In fast-paced, adrenaline-fueled work environments, those 30 minutes can really help maintain sanity and often provide a much-needed physical respite. Needless to say, people in the restaurant industry generally say that the nature of the work doesn’t accommodate breaks. Furthermore, many servers told me they didn’t want breaks because it meant not making money for 30 minutes.
But to those who do need a rest period, there is a sense that bringing it up is a sign of weakness that might make co-workers feel like they’re picking up the breaking employee’s slack.
“Sometimes it becomes the status quo that nobody is taking a break,” says East Nashville restaurant owner Matt Charette. “But most servers would rather be on the floor during a rush than being on break. It almost feels like you’re being punished if you’re taking a break during a rush period that occurs after a six-hour shift.”
At Charette’s restaurants, including Batter'd & Fried, Beyond the Edge, Drifters and Watanabe, employees take breaks when they need to, though not taking any is not uncommon.
“There’s always someone who wouldn’t mind picking up a few tables,” Charette says. After all, he explains, “it’s not combat. It’s the restaurant business.”

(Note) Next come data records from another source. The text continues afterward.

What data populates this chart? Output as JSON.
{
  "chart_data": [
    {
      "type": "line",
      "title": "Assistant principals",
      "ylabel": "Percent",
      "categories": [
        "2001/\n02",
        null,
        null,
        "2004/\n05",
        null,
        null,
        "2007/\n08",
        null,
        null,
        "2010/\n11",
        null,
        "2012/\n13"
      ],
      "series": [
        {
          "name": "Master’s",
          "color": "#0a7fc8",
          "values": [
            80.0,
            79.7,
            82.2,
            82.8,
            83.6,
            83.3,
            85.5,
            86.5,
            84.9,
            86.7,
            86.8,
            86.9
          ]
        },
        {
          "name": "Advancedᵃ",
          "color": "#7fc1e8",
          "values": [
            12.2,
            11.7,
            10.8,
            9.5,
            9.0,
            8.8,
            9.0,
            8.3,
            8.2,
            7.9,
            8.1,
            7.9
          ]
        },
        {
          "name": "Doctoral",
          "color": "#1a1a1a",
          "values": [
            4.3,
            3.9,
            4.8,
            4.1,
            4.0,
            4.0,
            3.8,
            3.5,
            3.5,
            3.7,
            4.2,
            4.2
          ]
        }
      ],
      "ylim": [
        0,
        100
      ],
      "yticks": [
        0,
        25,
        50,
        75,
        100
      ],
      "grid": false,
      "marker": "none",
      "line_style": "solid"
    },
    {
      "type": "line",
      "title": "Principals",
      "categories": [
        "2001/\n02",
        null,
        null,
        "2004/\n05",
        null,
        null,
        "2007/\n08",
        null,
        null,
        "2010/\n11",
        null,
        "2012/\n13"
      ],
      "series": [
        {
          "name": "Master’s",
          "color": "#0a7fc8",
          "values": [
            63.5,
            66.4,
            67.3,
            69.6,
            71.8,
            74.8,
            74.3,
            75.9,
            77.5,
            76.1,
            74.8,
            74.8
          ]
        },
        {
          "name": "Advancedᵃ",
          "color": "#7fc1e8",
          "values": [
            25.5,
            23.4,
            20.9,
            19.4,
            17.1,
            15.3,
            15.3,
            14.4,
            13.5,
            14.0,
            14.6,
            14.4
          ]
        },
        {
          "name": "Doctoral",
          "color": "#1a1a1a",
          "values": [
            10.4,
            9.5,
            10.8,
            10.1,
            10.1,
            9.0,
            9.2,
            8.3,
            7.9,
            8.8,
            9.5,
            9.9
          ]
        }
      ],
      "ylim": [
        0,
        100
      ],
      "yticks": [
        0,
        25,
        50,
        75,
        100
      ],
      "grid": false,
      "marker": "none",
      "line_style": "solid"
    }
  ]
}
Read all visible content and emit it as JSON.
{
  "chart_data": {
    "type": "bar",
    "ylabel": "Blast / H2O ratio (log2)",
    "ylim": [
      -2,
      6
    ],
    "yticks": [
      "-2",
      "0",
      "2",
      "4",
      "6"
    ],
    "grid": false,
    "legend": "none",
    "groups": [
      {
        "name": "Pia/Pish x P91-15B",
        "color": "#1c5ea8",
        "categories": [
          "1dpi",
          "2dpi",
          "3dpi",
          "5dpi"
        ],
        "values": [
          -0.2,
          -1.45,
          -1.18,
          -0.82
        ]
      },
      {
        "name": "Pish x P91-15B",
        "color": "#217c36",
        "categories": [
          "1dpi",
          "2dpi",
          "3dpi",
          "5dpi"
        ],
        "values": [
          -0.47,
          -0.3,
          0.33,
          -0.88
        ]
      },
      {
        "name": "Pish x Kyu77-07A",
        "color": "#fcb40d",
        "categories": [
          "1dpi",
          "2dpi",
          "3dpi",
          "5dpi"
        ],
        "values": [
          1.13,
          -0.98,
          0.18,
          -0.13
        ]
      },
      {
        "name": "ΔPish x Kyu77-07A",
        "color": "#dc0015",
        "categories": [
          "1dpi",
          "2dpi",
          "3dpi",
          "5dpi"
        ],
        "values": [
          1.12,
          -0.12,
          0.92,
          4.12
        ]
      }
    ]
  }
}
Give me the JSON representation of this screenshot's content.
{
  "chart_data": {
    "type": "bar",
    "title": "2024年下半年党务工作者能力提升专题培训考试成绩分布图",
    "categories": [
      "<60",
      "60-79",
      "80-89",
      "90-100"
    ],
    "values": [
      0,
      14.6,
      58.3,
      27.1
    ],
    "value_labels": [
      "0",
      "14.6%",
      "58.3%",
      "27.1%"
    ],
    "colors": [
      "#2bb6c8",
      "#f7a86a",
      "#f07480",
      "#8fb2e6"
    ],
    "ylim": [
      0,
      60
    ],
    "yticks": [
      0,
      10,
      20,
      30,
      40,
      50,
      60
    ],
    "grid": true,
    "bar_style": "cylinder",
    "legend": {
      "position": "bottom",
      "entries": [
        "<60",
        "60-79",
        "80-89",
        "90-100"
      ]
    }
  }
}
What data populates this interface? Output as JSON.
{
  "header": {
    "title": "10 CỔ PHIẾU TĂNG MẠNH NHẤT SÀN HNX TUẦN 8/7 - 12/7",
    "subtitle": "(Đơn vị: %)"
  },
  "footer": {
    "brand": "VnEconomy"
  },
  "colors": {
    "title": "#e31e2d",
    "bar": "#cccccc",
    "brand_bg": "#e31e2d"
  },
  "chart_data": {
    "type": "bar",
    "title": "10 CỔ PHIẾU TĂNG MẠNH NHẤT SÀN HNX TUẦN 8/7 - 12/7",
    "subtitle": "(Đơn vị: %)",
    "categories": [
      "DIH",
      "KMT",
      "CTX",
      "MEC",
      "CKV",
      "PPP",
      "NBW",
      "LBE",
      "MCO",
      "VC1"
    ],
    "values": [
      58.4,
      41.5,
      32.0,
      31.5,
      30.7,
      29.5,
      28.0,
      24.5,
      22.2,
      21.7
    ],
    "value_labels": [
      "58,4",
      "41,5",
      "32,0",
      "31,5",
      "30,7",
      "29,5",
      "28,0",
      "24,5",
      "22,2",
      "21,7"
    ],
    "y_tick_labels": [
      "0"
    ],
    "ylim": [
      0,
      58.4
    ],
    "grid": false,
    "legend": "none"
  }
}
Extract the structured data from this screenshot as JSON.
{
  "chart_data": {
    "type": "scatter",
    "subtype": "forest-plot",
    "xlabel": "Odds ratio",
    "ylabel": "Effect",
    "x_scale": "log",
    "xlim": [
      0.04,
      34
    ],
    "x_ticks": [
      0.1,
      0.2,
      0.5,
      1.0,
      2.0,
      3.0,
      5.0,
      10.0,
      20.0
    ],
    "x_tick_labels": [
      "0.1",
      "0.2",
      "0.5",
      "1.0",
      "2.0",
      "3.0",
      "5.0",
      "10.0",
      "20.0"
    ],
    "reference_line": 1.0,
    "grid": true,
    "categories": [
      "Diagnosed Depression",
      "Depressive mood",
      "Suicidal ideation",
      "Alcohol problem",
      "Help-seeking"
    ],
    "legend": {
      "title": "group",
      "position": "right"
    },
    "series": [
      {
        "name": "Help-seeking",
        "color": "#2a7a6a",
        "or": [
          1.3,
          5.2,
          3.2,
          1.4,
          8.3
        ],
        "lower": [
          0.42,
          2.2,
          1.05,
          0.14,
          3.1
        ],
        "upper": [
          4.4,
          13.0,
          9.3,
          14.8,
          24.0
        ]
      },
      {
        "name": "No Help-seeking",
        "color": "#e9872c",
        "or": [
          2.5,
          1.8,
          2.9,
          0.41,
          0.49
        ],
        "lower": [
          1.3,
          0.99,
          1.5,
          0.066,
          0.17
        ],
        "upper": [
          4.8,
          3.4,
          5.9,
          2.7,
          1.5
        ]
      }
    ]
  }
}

To attorney David Garrison, whose practice focuses on wage and hour lawsuits, viewing breaks as a rare luxury sets a troubling precedent for hourly workers. That mentality, he says, is furthered by Sen. Kelsey’s recent bill.
“Given that Tennessee has practically no state statute that protects workers’ pay, it’s disappointing that the legislature would seek to attack a law that simply provides workers with a decent break during their work day,” Garrison says.
One of the most common violations of the break law, Garrison says, is when employers dock the 30-minute unpaid break from employees’ checks when, in fact, they are not given any rest period. Doing this is a Class B misdemeanor and can trigger fines. But in Tennessee, an employee cannot sue over meal-break violations. It’s up to already inundated state officials to enforce it after complaints come in.
This, Garrison says, is part of a trend in Tennessee of passing labor laws that can only be enforced by the government, not private employees. Investigating the offenses is often expensive and time-consuming and rarely a top priority of understaffed state agencies.
“At a time when the legislature should be focusing on economic development, they’re attacking a very basic, decent right,” Garrison says.
Yet to attorney Chris Anderson, who represents employers in workplace lawsuits, Kelsey’s law might actually benefit workers and bosses alike.
“In some industries, both benefit from waiving a meal, if, for example, having to take a break prevents someone from making a sale,” Anderson says. “Employers especially have an interest to waive those meal breaks because it helps provide what customers really want: continued and uninterrupted service.”